The idol of her family and the people of Bijapur, the princess left the city of her birth on 1 July 1679, amidst the wailings of her family and her dear ones to enter her future husband's hated seraglio for it was her willing sacrifice for the welfare of the Bijapuri state. She arrived at the Emperor's court on 4 March 1680 and was married to Muhammad Azam on 26 July 1681. The emperor tied the sehra and Qazi Sheikh-ul-lslam celebrated the marriage in the jama masjid (congregational mosque) of Khas & Am. In accordance with the example of Muhammad (at his marriage with Khadija), the mehr was fixed at 500 dirhams.

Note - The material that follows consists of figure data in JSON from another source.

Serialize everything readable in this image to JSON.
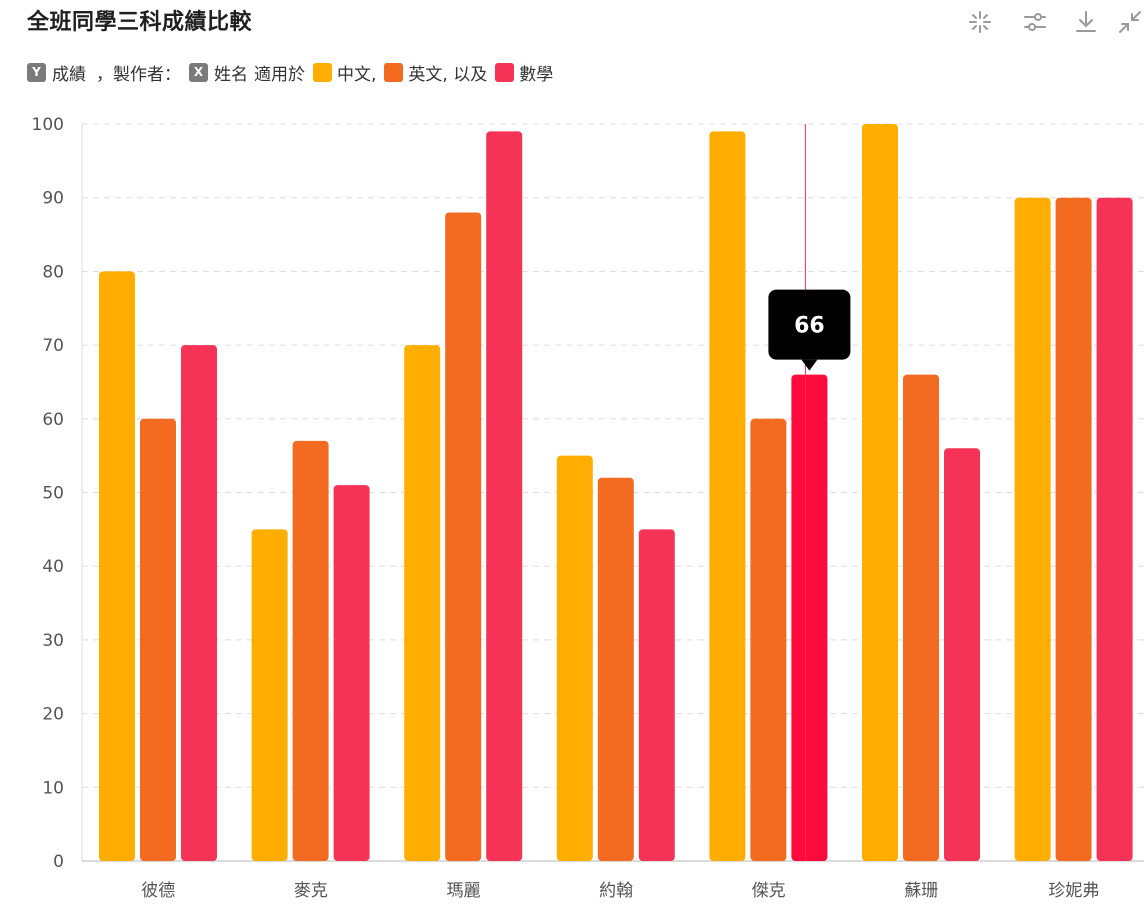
{
  "chart_data": {
    "type": "bar",
    "title": "全班同學三科成績比較",
    "categories": [
      "彼德",
      "麥克",
      "瑪麗",
      "約翰",
      "傑克",
      "蘇珊",
      "珍妮弗"
    ],
    "series": [
      {
        "name": "中文",
        "color": "#FFAE00",
        "values": [
          80,
          45,
          70,
          55,
          99,
          100,
          90
        ]
      },
      {
        "name": "英文",
        "color": "#F26B21",
        "values": [
          60,
          57,
          88,
          52,
          60,
          66,
          90
        ]
      },
      {
        "name": "數學",
        "color": "#F53356",
        "values": [
          70,
          51,
          99,
          45,
          66,
          56,
          90
        ]
      }
    ],
    "ylim": [
      0,
      100
    ],
    "yticks": [
      0,
      10,
      20,
      30,
      40,
      50,
      60,
      70,
      80,
      90,
      100
    ],
    "grid": true,
    "highlight": {
      "category_index": 4,
      "series_index": 2,
      "value": "66",
      "color": "#FF0A3C"
    }
  },
  "legend": {
    "y_badge": "Y",
    "y_text": "成績",
    "by_text": "，製作者：",
    "x_badge": "X",
    "x_text": "姓名",
    "applies_text": "適用於",
    "s1": "中文,",
    "s2": "英文, 以及",
    "s3": "數學"
  },
  "toolbar": {
    "icons": [
      "sparkle-icon",
      "sliders-icon",
      "download-icon",
      "collapse-icon"
    ]
  }
}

==Role in Mughal-Bijapur relations==
Shortly after her marriage, Shahar was induced by her father-in-law, Aurangzeb, to pacify relations between the Mughals and Bijapur by addressing a letter to Sharza Khan, the new regent of her brother, to dissuade him from allying with the Marathas and to join the Mughals with the common objective of crushing them. The princess, recently married to Prince Azam, complied and sent a personal appeal to Sharza Khan on 18 July, saying, "Help the imperialists loyally for the good of the Bijapuri state. Conquer the infidels possessions." But no reply came. The Bijapuri grandees had secretly aligned with the Maratha king Sambhaji and strengthened him with an alliance.